In 1994 Appellant Duncan (Duncan) bought a mobile home, and received a loan for the purchase from Conseco Finance Corporation, Inc. (Conseco). Conseco later filed for reorganization under Chapter 11 of the federal Bankruptcy Code. CFN investment Holdings, LLC purchased all of Conseco's servicing contracts in the bankruptcy proceeding, including Conseco's contract with Duncan. The bankruptcy court's order approving the sale states that CFN purchased the assets free of any prior claims against Conseco. CFN later became Appellee Green Tree Servicing, LLC (Green Tree). The present action began when Green Tree filed a repossession action against Duncan in the Shiprock District Court (District Court). Duncan filed a timely answer, counterclaims, and a motion for a jury trial. Duncan alleges in her counterclaims that "the Plaintiffs" committed fraud, intentional and emotional distress by harassment, and assault. Answer, Index Listing 9, at 2. The District Court denied the motion for a jury trial, and Duncan sought a writ of mandamus from this Court. This Court issued the writ to compel the District Court to conduct a jury trial. While the parties prepared for trial, Green Tree filed a motion to dismiss and informed the District Court of Conseco's bankruptcy proceedings. The court dismissed Duncan's counterclaims, concluding that Green Tree was "a party to a federal bankruptcy proceeding," Order of Dismissal at 8, and therefore the court lacked jurisdiction due to the automatic stay provision of the federal Bankruptcy Code, 11 U.S.C. § 362(a). Duncan filed an appeal with this Court. In its brief, Green Tree brought up several grounds for upholding the dismissal not relied upon by the District Court, including that an arbitration clause in the financing contract barred Duncan's claims. After oral argument, the Court asked the parties to file supplemental briefs on whether the arbitration clause was enforceable. The Court also invited amicus briefs on the issue. New Mexico Legal Aid, DNA People's Legal Services and James Zion filed amicus briefs, all arguing that the arbitration clause was unenforceable under Navajo law.

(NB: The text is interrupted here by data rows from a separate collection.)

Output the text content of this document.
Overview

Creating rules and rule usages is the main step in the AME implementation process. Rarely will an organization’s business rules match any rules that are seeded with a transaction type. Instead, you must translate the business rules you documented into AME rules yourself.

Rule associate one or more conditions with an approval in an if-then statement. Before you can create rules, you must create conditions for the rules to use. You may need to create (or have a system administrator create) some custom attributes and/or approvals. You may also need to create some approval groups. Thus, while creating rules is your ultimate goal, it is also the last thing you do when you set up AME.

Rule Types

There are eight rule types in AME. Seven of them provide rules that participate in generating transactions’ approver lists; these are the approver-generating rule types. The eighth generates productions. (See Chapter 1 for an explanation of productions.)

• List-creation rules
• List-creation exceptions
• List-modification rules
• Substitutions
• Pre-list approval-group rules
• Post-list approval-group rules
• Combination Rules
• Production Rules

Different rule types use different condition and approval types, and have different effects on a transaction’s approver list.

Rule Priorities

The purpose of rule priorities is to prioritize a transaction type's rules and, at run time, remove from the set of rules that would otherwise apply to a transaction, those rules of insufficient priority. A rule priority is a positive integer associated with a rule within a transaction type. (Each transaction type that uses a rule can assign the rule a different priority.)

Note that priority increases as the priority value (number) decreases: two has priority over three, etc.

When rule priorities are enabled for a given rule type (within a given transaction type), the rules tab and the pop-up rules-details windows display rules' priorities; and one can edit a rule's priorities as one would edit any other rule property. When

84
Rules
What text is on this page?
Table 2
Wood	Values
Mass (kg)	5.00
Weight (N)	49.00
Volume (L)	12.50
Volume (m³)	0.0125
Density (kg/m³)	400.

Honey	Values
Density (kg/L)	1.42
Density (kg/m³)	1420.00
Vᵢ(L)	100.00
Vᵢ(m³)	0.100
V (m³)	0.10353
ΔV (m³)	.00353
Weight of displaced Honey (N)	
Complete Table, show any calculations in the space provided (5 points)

Did the automatic stay provision of the Bankruptcy Code, 11 U.S.C. § 362(a), bar Duncan's counterclaims?
The Court held that it did not need to even consider the automatic stay provision at all, as Green Tree is not the debtor. The automatic stay protects a "debtor," and the definition of a "debtor" is "a person or municipality concerning which a case under [the Bankruptcy Code] has been commenced." 11 U.S.C. § 101(13). Green Tree Servicing did not file the bankruptcy petition, and the bankruptcy proceeding did not concern Green Tree. Instead Green Tree purchased Conseco's assets in the bankruptcy proceeding. Conseco, not Green Tree, is the debtor. That fact, in itself, is enough to reverse the District Court's decision. A purchaser of a debtor's assets does not purchase the debtor's right to a stay. Thus, the District Court erred when it dismissed the counterclaims based on the automatic stay.